We thought that the weather might not be very good today so we had two plans projected for the morning. If the morning had been bright, crisp and clear we would have wrapped up warmly and then gone for a venture in our local park, armed perhaps with some soup in a flask and some comestibles. But the weather was dull, overcast and raining, so we had no hesitation in adopting ‘Plan B’ This involved going to Waitrose in Droitwich some seven miles distant. The advantage of this was that we could park with no charge, pick up a copy of our Sunday nespaper and then get a ‘free’ coffee which is a service Waitrose offers to its cardholders. There was a certain degree of debate whether my exchange of the voucher for the Sunday newspaper constituted a purchase or not. I argued that it did as the value of the voucher gets passed through the tills as though it were a cash purchase but on checking, it seemed that the Waitrose policy is that this is not the case. Nonetheless, the staff stretched a point for us so we proceeded to the very basic coffee drinking area. Although pre-Covid, this store had its own little cafeteria, this did not survive the lockdown so we had to make do with perching on one of the three or four bar stools in front of a shelf which passes for the coffee facility. We got into a friendly Christmas style conversation with another couple having their repast and, rather surreptitously, ate a banana and some biscuits to go with our coffee. Then we had to make a fairly smart progress towards home as our chiropodist was due to call today at 11.45. But she turned up an hour late as she had forgotten the time of our appointment, her own phone being almost out of action because of a broken screen. So this made things even after we had a mistaken appointment time last Monday, I think it was. The minute we got back from Droitwich, we put the ‘breast of chicken in a tin’ into the oven suspecting that it would take well over an hour to cook. When everything was ready, we dined on chicken, roast potato and broccoli leaving enough of the chicken left over for two further meals.

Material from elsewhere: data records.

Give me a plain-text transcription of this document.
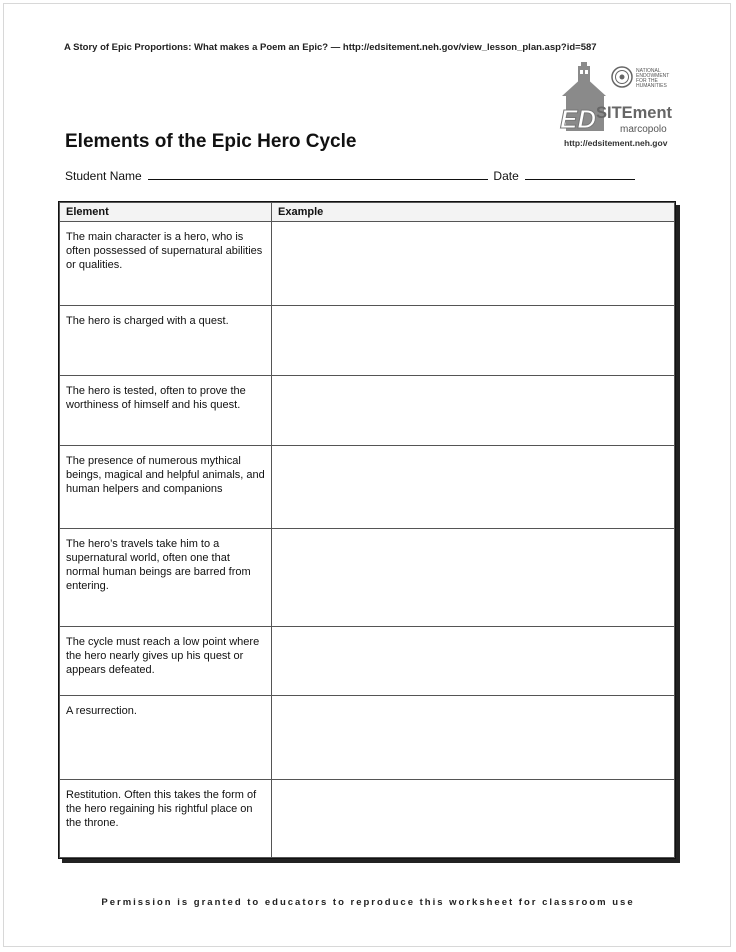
A Story of Epic Proportions: What makes a Poem an Epic? — http://edsitement.neh.gov/view_lesson_plan.asp?id=587
NATIONAL
ENDOWMENT
FOR THE
HUMANITIES
ED SITEment
marcopolo
http://edsitement.neh.gov
Elements of the Epic Hero Cycle
Student Name	Date
Element	Example
The main character is a hero, who is often possessed of supernatural abilities or qualities.	
The hero is charged with a quest.	
The hero is tested, often to prove the worthiness of himself and his quest.	
The presence of numerous mythical beings, magical and helpful animals, and human helpers and companions	
The hero’s travels take him to a supernatural world, often one that normal human beings are barred from entering.	
The cycle must reach a low point where the hero nearly gives up his quest or appears defeated.	
A resurrection.	
Restitution. Often this takes the form of the hero regaining his rightful place on the throne.	
Permission is granted to educators to reproduce this worksheet for classroom use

Meg and I had come to a decision to give ourselves the experience of watching ‘The Way’ on Amazon Prime. We first saw this film over a month ago but thought it was well worth an extra watch. The plot consists of a son with a distant relationship with his American father who died in the French Pyrenees whilst undertaking the ‘Camino de Santiago’. The son is cremated and his father decides to complete the Camino on his son’s behalf leaving a few of his son’s ashes at each important staging post. En route, he encounters variuous travelling companions so the journey as a whole has its little escapades. Watching the film for a second occasion was full of little surprises and delights when there are little details that escaped you the first time around. The film is also incredibly poignant and Meg and I felt watching the film again was quite an emotional experience. We know Santiago de Compostela pretty well but never in our younger days considered doing the Camino do Santiago officially but as well as this particular film, there has been at least one TV series based upon pilgrims’ experiences as they undertake the journey via one of the several routes all of which are several hundreds of kilometers in length.
We have not had much time today with our TV viewing to read the Sunday newspapers in any real depth but we know that next week, Boris Johnson is due to evidence for at least 1-2 days to the COVID-19 enquiry. Witnesses who are called to give evidence to the enquiry have already supplied a fairly lengthy written statement and these are always self-justificatory. But one wonders how penetrating the questions from the barristers in the enquiry are likely to be. It is by now fairly well documented and admitted by Matt Hancock, at least, that if the lockdown had been initiated some three weeks earlier then thousands of lives would not have been lost. This bald statement seems dramatic in the extreme and it is probably the case that the COVID-19 may well have shortened the lives of many elderly and infirm people who might have not had a great deal of time left to them in any case. But when Meg and I walked down to the local park during the pandemic, we witnessed old and sick people being ushered into the back of an ambulance whilst tearful relatives waved a goodbye to them as the ambulance departed, probably knowing that they would not see their aged relatives ever again. This was true also of Clive, the aged gentleman we know very well from our daily walks who even played ‘Jesu Joy of Man’s Desiring‘ on his trumpet on the occasion of our 50th wedding anniversary celebrations.
Politically, Keir Starmer has come out in praise of some of the reforms of Margaret Thatcher, to the astonishment of many of his MPs. Whether this gain him any extra votes from previously ‘soft’ voting Tory voters is uncertain but I have a feeling that this praise of Thatcher was both unnecessary in purely vote winning terms and also, more seriously, likely to badly misfire.